In fact, this God-given gift Joseph has for interpreting dreams is what not only got his brothers riled up so that they did evil things to him, but it gets him the #2 spot ruling Egypt as Pharoah’s right-hand man. Is that God making the best of a bad situation and turning something evil into a good outcome? It doesn’t look that way to me.
I mean, really, what kind of God does that sort of thinking show us anyway? That while He was busy adorning field lilies and fluffing sparrow feathers, Satan manages to sneak doozies into our lives? Am I to believe that He was just looking the other way when I was wooed by an attractive, smooth-talking Navy S.E.A.L. into spending a few days with him and his friends, when really a round-trip ticket and a bit of vodka for a "nice" girl was a heckuva better deal than the going rates from the "experienced" ladies in TiaJuana. Is God really that powerless and inattentive? Or maybe He was teaching me a lesson, punishing me for my own stupidity and rebelliousness for going on the trip against the advice of friends and family. Is He that cold and cruel?
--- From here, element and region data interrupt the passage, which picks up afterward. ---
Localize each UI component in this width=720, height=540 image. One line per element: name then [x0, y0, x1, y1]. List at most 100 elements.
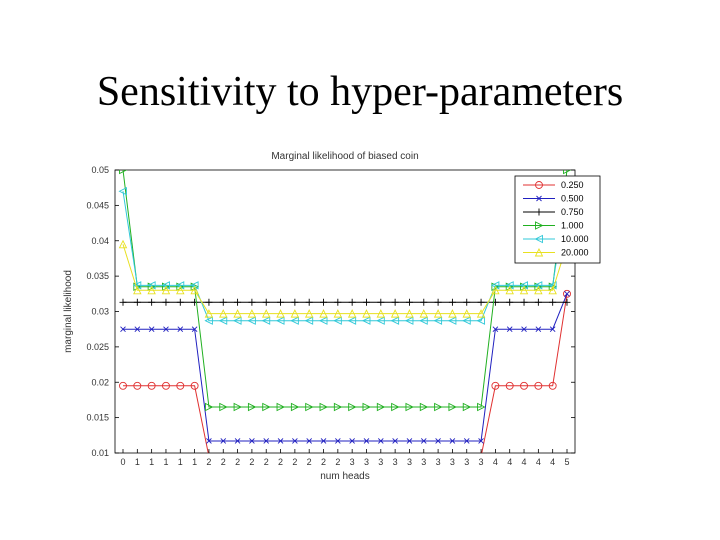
- data-point: [276, 316, 285, 325]
- data-point: [205, 298, 213, 306]
- legend-marker: [535, 208, 543, 216]
- y-tick-label: 0.05: [91, 165, 109, 175]
- data-point: [420, 438, 427, 444]
- data-point: [133, 298, 141, 306]
- x-tick-label: 4: [493, 457, 498, 467]
- data-point: [163, 326, 169, 333]
- data-point: [406, 438, 413, 444]
- x-tick-label: 2: [335, 457, 340, 467]
- series-0.250: [119, 289, 571, 453]
- data-point: [290, 402, 300, 412]
- data-point: [505, 381, 514, 390]
- data-point: [419, 402, 429, 412]
- data-point: [449, 438, 456, 444]
- x-tick-label: 1: [192, 457, 197, 467]
- data-point: [548, 285, 557, 295]
- data-point: [220, 438, 227, 444]
- x-tick-label: 3: [407, 457, 412, 467]
- data-point: [233, 309, 242, 318]
- y-tick-label: 0.04: [91, 236, 109, 246]
- data-point: [478, 438, 484, 444]
- data-point: [448, 298, 456, 306]
- data-point: [204, 402, 214, 412]
- legend-label: 20.000: [561, 248, 589, 258]
- data-point: [319, 309, 328, 318]
- legend-label: 0.750: [561, 207, 584, 217]
- data-point: [477, 298, 485, 306]
- x-tick-label: 3: [378, 457, 383, 467]
- data-point: [320, 438, 327, 444]
- data-point: [133, 285, 142, 295]
- data-point: [492, 326, 499, 333]
- series-layer: [118, 170, 572, 453]
- series-line: [122, 191, 568, 322]
- data-point: [361, 316, 371, 325]
- data-point: [563, 170, 572, 175]
- data-point: [377, 298, 385, 306]
- data-point: [535, 326, 542, 333]
- data-point: [376, 309, 386, 318]
- data-point: [206, 438, 212, 444]
- series-0.750: [119, 298, 571, 306]
- data-point: [362, 402, 371, 412]
- data-point: [376, 316, 385, 325]
- x-axis-title: num heads: [320, 471, 369, 482]
- data-point: [377, 438, 384, 444]
- data-point: [261, 309, 271, 318]
- data-point: [176, 298, 184, 306]
- x-tick-label: 4: [550, 457, 555, 467]
- x-tick-label: 3: [364, 457, 369, 467]
- data-point: [462, 316, 471, 325]
- data-point: [262, 402, 271, 412]
- data-point: [219, 402, 228, 412]
- x-tick-label: 4: [507, 457, 512, 467]
- legend-label: 0.250: [561, 180, 584, 190]
- data-point: [262, 298, 270, 306]
- data-point: [148, 326, 155, 333]
- data-point: [391, 298, 399, 306]
- data-point: [419, 309, 429, 318]
- data-point: [434, 298, 442, 306]
- data-point: [204, 316, 213, 325]
- data-point: [234, 438, 241, 444]
- data-point: [305, 402, 314, 412]
- y-tick-label: 0.035: [86, 271, 109, 281]
- data-point: [234, 298, 242, 306]
- data-point: [564, 290, 570, 297]
- data-point: [248, 298, 256, 306]
- legend-label: 1.000: [561, 221, 584, 231]
- data-point: [434, 402, 443, 412]
- data-point: [162, 298, 170, 306]
- data-point: [420, 298, 428, 306]
- data-point: [349, 438, 355, 444]
- x-tick-label: 5: [564, 457, 569, 467]
- plot-border: [114, 169, 576, 454]
- data-point: [419, 316, 428, 325]
- series-0.500: [120, 290, 570, 444]
- x-tick-label: 4: [522, 457, 527, 467]
- data-point: [390, 316, 400, 325]
- data-point: [147, 285, 156, 295]
- data-point: [520, 298, 528, 306]
- data-point: [118, 186, 127, 196]
- y-tick-label: 0.01: [91, 448, 109, 458]
- x-tick-label: 2: [278, 457, 283, 467]
- data-point: [290, 309, 300, 318]
- data-point: [247, 316, 256, 325]
- x-tick-label: 3: [479, 457, 484, 467]
- data-point: [319, 316, 328, 325]
- data-point: [147, 381, 156, 390]
- data-point: [120, 326, 126, 333]
- legend-marker: [536, 195, 542, 202]
- data-point: [291, 298, 299, 306]
- data-point: [306, 438, 313, 444]
- x-tick-label: 1: [135, 457, 140, 467]
- data-point: [520, 381, 528, 390]
- data-point: [204, 309, 214, 318]
- plot-frame: [114, 169, 576, 454]
- data-point: [348, 298, 356, 306]
- data-point: [563, 289, 571, 298]
- x-tick-label: 3: [450, 457, 455, 467]
- legend-marker: [535, 221, 544, 230]
- x-tick-label: 2: [221, 457, 226, 467]
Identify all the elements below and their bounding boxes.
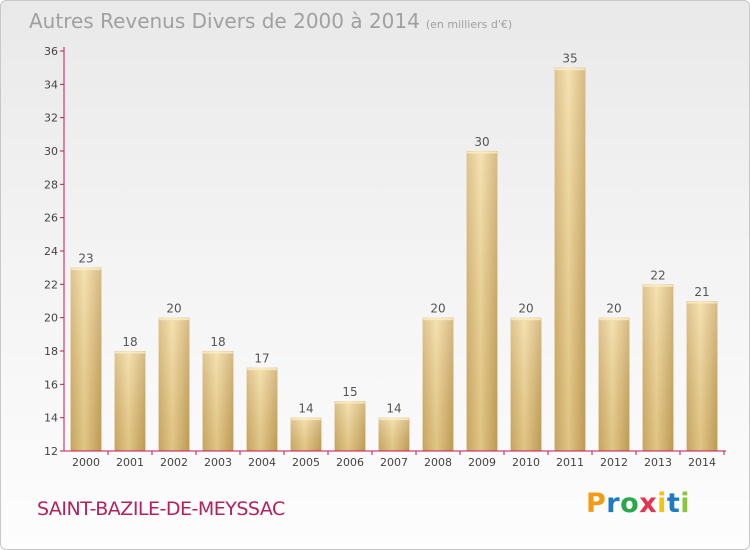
y-tick-label: 30 xyxy=(44,145,58,158)
axes-group: 2000 2001 2002 2003 2004 2005 2006 2007 2008 2009… xyxy=(44,45,726,469)
data-label: 15 xyxy=(342,385,357,399)
data-label: 20 xyxy=(166,302,181,316)
data-label: 17 xyxy=(254,352,269,366)
bar-shade xyxy=(378,417,410,451)
proxiti-logo: Proxiti xyxy=(586,488,690,519)
data-label: 35 xyxy=(562,52,577,66)
x-tick-label: 2002 xyxy=(160,456,188,469)
data-label: 20 xyxy=(430,302,445,316)
data-label: 14 xyxy=(298,402,313,416)
x-tick-label: 2004 xyxy=(248,456,276,469)
bar-shade xyxy=(554,67,586,452)
bar-highlight xyxy=(511,318,541,321)
logo-letter: o xyxy=(620,488,640,519)
bar-shade xyxy=(598,317,630,451)
bar-shade xyxy=(510,317,542,451)
bar-shade xyxy=(70,267,102,451)
unit-note: (en milliers d'€) xyxy=(425,18,513,31)
data-label: 22 xyxy=(650,268,665,282)
bar-shade xyxy=(642,284,674,451)
x-tick-label: 2013 xyxy=(644,456,672,469)
commune-name: SAINT-BAZILE-DE-MEYSSAC xyxy=(37,498,285,520)
bar-highlight xyxy=(71,268,101,271)
logo-letter: x xyxy=(639,488,658,519)
y-tick-label: 22 xyxy=(44,278,58,291)
y-tick-label: 32 xyxy=(44,112,58,125)
y-tick-label: 24 xyxy=(44,245,58,258)
x-tick-label: 2006 xyxy=(336,456,364,469)
bar-shade xyxy=(158,317,190,451)
x-tick-label: 2009 xyxy=(468,456,496,469)
y-tick-label: 20 xyxy=(44,312,58,325)
data-label: 23 xyxy=(78,252,93,266)
y-tick-label: 36 xyxy=(44,45,58,58)
x-tick-label: 2005 xyxy=(292,456,320,469)
bar-highlight xyxy=(379,418,409,421)
x-tick-label: 2000 xyxy=(72,456,100,469)
logo-letter: r xyxy=(606,488,621,519)
y-tick-label: 14 xyxy=(44,412,58,425)
bar-highlight xyxy=(423,318,453,321)
data-label: 20 xyxy=(606,302,621,316)
bar-highlight xyxy=(247,368,277,371)
x-tick-label: 2012 xyxy=(600,456,628,469)
x-tick-label: 2007 xyxy=(380,456,408,469)
bar-highlight xyxy=(687,301,717,304)
x-tick-label: 2010 xyxy=(512,456,540,469)
chart-title-text: Autres Revenus Divers de 2000 à 2014 xyxy=(29,9,420,33)
data-label: 20 xyxy=(518,302,533,316)
y-tick-label: 26 xyxy=(44,212,58,225)
bar-highlight xyxy=(555,68,585,71)
bar-highlight xyxy=(599,318,629,321)
bar-highlight xyxy=(115,351,145,354)
data-label: 30 xyxy=(474,135,489,149)
y-tick-label: 28 xyxy=(44,178,58,191)
data-label: 14 xyxy=(386,402,401,416)
bar-shade xyxy=(202,351,234,451)
bar-shade xyxy=(422,317,454,451)
bar-shade xyxy=(466,151,498,451)
chart-title: Autres Revenus Divers de 2000 à 2014 (en … xyxy=(29,9,512,33)
bar-highlight xyxy=(335,401,365,404)
bar-shade xyxy=(334,401,366,451)
data-label: 18 xyxy=(122,335,137,349)
y-tick-label: 16 xyxy=(44,378,58,391)
bar-highlight xyxy=(159,318,189,321)
bar-shade xyxy=(290,417,322,451)
logo-letter: P xyxy=(586,488,607,519)
x-tick-label: 2011 xyxy=(556,456,584,469)
x-tick-label: 2008 xyxy=(424,456,452,469)
y-tick-label: 34 xyxy=(44,78,58,91)
bar-highlight xyxy=(643,284,673,287)
x-tick-label: 2001 xyxy=(116,456,144,469)
bar-highlight xyxy=(291,418,321,421)
bar-shade xyxy=(686,301,718,451)
logo-letter: i xyxy=(657,488,667,519)
y-tick-label: 18 xyxy=(44,345,58,358)
bar-highlight xyxy=(203,351,233,354)
data-label: 18 xyxy=(210,335,225,349)
bar-shade xyxy=(246,367,278,451)
y-tick-label: 12 xyxy=(44,445,58,458)
x-tick-label: 2014 xyxy=(688,456,716,469)
bar-highlight xyxy=(467,151,497,154)
logo-letter: t xyxy=(666,488,681,519)
x-tick-label: 2003 xyxy=(204,456,232,469)
bar-shade xyxy=(114,351,146,451)
data-label: 21 xyxy=(694,285,709,299)
bars-group: 23 18 20 18 17 14 15 14 20 30 20 35 20 22 21 xyxy=(70,52,718,452)
logo-letter: i xyxy=(680,488,691,519)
But faith reminds us that our Father has only good for us – and Joseph – all the time. Not only does He save us from the truly evil and horrible suffering that we deserve for our sins, He usually does so in ways we don’t see Him working at all, or at least not until after the fact when we, like Moses in the cleft of the rocks, can see where He has been. But the cool thing about God is that He’s so good at being God and good at doing good, He doesn’t have to check with us about how He’s going to work good for us. He does something and it’s good.
He saves us in such hidden ways that we usually miss His working and abandon the promises He has made to us in Christ. We get caught up in our faithless suffering, tempted into believing that somehow we don’t deserve to suffer at all, that it can’t possibly get any worse, that God has forgotten about us, and that we really are alone in the big, bad world. We forget that even in our suffering, God counts and cares for every hair on our heads, that our dear Father only has good gifts for His children, that He has not even spared His beloved only-begotten Son to save us from the torment and suffering we truly deserve, and has nothing left with which to punish us since He poured out all His wrath for our sons upon Christ instead of us.
That’s what bearing our crosses is really about. It’s not that "date rape" is itself a cross to bear, some sort of suffering we must endure with a stiff upper lip simply because we’re Christians. It doesn’t take a Christian to do that. Even a Pagan can find a rainbow at the end of a tragic situation. The Cross of being a Christian is to confess the Faith of Jesus through suffering, keeping the Cross of Christ before us when everything in and around us tempts us do otherwise. Now that’s bearing a cross!
And yes, that may mean that some days I don’t actually believe God’s promises to me in Christ are true, some days that it’s just THAT bad and my world turned so upside-down and inside-out that I can barely remember which way is up, much less that I’m baptized. My confession won’t be all that heartfelt and I will just be repeating words that, honestly, seem cliche to even me. My witness certainly won’t be convincing to others, I’m not even buying it. But that doesn’t make it any less true. Yet repeating it and confessing anyway it is bearing my cross in the way Christ did, in the way of the Gospel.
When I was raped by my boyfriend, Pete meant it for evil. God meant it for good, so that many people today may be kept safe from others like him…
Yes, I am a poseur in the faith, pray for me.